Pope Francis said on Sunday that society should be vigilant for "any whiff" of resurgent anti-Semitism, calling for new generations to be taught the horrors of the Holocaust.
The pope made his appeal in Kaunas, Lithuania's second-largest city, on the 75th anniversary of the liquidation of the Jewish ghetto created by the Nazis in the capital, Vilnius, a city known for centuries as the "Jerusalem of the North" for its importance to Jewish thought and politics. Of about 37,000 Jews in the city when the Germans occupied it in June 1941, only about 3,000 survived the war.
"The Jewish people suffered insults and cruel punishments," Pope Francis told a crowd of about 100,000 at an open-air service.
"Let us ... ask the Lord to give us the gift of discernment to detect in time any seed of that pernicious attitude, any whiff of it that can taint the heart of generations that did not experience those times."
Francis was using the anniversary to make a broader appeal beyond Lithuania, a papal aide said.
In May, Germany reported that it recorded 1,504 anti-Semitic incidents in 2017, up from 1,468 in 2016. The previous month, thousands of Germans wearing Jewish kippot took part in nationwide rallies in support of the Jewish community.
France was shocked in March by the murder of a Holocaust survivor in a suspected anti-Semitic attack, and Britain's main opposition Labour Party is embroiled in an anti-Semitism row.
More than 200,000 Lithuanian Jews were murdered by the Nazis, aided by Lithuanian collaborators. The country's Jewish community today numbers about 3,000.
In his Mass sermon, Francis referred to those who collaborated with the Nazis in World War II or with communist authorities in the period between 1944 and 1991, when Lithuania was part of the Soviet Union.
"Earlier generations still bear the scars of the period of the occupation, anguish at those who were deported, uncertainty about those who never returned [and] shame for those who were informers and traitors," he said.
Francis paid equal tribute to victims of both Nazi and Soviet atrocities.
Each year, the Sept. 23 anniversary is commemorated with readings of the names of Jews who were killed by Nazis or Lithuanian partisans or were deported to concentration camps.
Francis prayed silently in the former ghetto and warned against the temptation "that can dwell in every human heart" to want to be superior or dominant over others again.
Francis honored freedom fighters at the former KGB headquarters where anti-Soviet partisans were detained, tortured and executed, solemnly touring the underground chambers that have now been turned into a haunting museum of occupation atrocities.

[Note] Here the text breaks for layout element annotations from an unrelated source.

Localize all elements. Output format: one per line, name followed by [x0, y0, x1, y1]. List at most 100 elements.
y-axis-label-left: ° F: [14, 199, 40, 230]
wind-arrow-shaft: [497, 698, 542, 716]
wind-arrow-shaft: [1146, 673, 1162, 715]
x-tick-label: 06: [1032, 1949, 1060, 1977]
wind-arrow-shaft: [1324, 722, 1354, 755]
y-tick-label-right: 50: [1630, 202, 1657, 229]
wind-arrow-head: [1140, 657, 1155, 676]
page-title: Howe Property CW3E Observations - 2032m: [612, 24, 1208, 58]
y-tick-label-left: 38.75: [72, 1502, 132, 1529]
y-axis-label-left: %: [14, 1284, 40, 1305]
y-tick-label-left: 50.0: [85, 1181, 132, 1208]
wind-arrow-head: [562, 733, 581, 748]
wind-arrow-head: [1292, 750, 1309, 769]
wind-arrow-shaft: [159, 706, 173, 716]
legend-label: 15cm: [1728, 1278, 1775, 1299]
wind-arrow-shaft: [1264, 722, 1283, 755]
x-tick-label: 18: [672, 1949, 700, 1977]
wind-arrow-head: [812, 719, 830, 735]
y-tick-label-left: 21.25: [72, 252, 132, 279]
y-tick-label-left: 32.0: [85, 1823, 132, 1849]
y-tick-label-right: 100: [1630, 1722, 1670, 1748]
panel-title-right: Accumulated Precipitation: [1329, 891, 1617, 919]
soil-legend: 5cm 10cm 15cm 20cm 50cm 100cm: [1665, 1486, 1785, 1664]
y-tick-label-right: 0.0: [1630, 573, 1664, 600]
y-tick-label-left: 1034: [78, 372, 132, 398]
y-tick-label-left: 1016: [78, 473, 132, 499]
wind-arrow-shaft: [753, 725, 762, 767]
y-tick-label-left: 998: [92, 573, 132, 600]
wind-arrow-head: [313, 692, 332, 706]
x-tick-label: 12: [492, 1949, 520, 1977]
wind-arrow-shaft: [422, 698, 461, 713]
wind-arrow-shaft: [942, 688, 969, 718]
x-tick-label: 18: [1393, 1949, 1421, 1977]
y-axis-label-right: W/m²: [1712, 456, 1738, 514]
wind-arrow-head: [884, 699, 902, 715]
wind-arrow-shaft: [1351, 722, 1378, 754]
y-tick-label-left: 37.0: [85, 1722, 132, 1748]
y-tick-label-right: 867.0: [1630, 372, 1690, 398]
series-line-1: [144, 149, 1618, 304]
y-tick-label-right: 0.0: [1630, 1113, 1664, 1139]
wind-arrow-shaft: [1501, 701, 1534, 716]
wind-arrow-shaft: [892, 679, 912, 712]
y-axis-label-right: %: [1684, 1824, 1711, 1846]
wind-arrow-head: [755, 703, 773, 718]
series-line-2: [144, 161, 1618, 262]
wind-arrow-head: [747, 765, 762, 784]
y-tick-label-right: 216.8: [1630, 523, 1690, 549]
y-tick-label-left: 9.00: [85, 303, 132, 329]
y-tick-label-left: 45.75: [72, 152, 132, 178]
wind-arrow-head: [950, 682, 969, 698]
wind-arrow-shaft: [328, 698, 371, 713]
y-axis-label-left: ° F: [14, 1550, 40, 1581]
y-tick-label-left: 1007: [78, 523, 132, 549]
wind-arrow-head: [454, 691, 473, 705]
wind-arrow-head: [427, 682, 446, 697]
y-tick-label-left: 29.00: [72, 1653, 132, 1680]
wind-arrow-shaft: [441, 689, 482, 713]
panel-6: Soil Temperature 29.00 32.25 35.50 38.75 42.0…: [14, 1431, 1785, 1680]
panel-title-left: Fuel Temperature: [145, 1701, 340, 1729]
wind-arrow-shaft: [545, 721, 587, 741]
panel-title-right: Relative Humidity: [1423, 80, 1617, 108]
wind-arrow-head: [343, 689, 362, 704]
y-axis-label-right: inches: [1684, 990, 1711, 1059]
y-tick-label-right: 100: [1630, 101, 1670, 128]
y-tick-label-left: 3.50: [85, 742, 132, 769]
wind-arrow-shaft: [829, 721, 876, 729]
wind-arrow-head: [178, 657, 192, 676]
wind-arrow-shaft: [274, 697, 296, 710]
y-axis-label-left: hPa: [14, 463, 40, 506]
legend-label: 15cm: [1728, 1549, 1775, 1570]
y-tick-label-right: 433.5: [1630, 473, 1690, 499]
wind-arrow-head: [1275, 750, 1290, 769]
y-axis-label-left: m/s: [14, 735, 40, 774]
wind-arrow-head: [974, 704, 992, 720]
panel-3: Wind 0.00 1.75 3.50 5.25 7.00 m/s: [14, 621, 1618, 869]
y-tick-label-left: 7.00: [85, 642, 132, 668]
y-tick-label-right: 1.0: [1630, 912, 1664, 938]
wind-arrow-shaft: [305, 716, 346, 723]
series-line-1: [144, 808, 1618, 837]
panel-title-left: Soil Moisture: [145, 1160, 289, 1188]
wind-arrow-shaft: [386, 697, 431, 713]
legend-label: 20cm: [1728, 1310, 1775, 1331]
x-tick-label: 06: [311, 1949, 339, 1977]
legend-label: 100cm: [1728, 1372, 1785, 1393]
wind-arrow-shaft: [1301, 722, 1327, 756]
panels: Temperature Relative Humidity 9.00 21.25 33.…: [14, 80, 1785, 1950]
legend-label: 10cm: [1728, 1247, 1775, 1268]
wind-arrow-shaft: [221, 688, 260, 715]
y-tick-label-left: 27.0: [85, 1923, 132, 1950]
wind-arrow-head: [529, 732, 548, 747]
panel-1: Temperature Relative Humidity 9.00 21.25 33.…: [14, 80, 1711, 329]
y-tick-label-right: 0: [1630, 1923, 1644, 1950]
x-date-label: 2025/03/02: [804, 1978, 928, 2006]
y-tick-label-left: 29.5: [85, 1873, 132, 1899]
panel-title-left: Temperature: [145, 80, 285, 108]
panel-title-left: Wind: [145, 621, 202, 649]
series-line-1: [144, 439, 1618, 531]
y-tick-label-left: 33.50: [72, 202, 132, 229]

"In this place of remembrance, Lord, we pray that your cry may keep us alert," he said afterward. "That your cry, Lord, may free us from the spiritual sickness that remains a constant temptation for us as a people: forgetfulness of the experiences and sufferings of those who have gone before us."
Sitting outside in places of honor were some of the last living Lithuanian freedom fighters, including Juozas Jakavonis, also known as "Tiger," a 93-year-old partisan fighter in uniform who said he had spent three months in the former KGB detention facility where 59 of his fellow inmates were executed. Now considered a partisan hero in Lithuania, Jakavonis said he was "really very touched by the appearance of the pope."
Francis changed his trip schedule three weeks ago to allow him to acknowledge the slaughter of 90% of Lithuania's 250,000 Jews at the hands of Nazi occupiers and their Lithuanian collaborators.
The issue of Lithuanian complicity in Nazi war crimes is sensitive in the country. Jewish activists accuse some Lithuanians of engaging in historical revisionism by trying to equate the extermination of Jews with the deportations and executions of other Lithuanians during the Soviet occupation.
Many Lithuanians do not make distinctions between the Soviets who tortured and killed thousands of Lithuanians and the Nazis who did the same with Jews.
Until recently, the Vilnius KGB museum was called the "Genocide Museum" but changed its name to the "Museum of Occupations and Freedom Fights" since it focuses on Soviet atrocities, not Nazi German ones.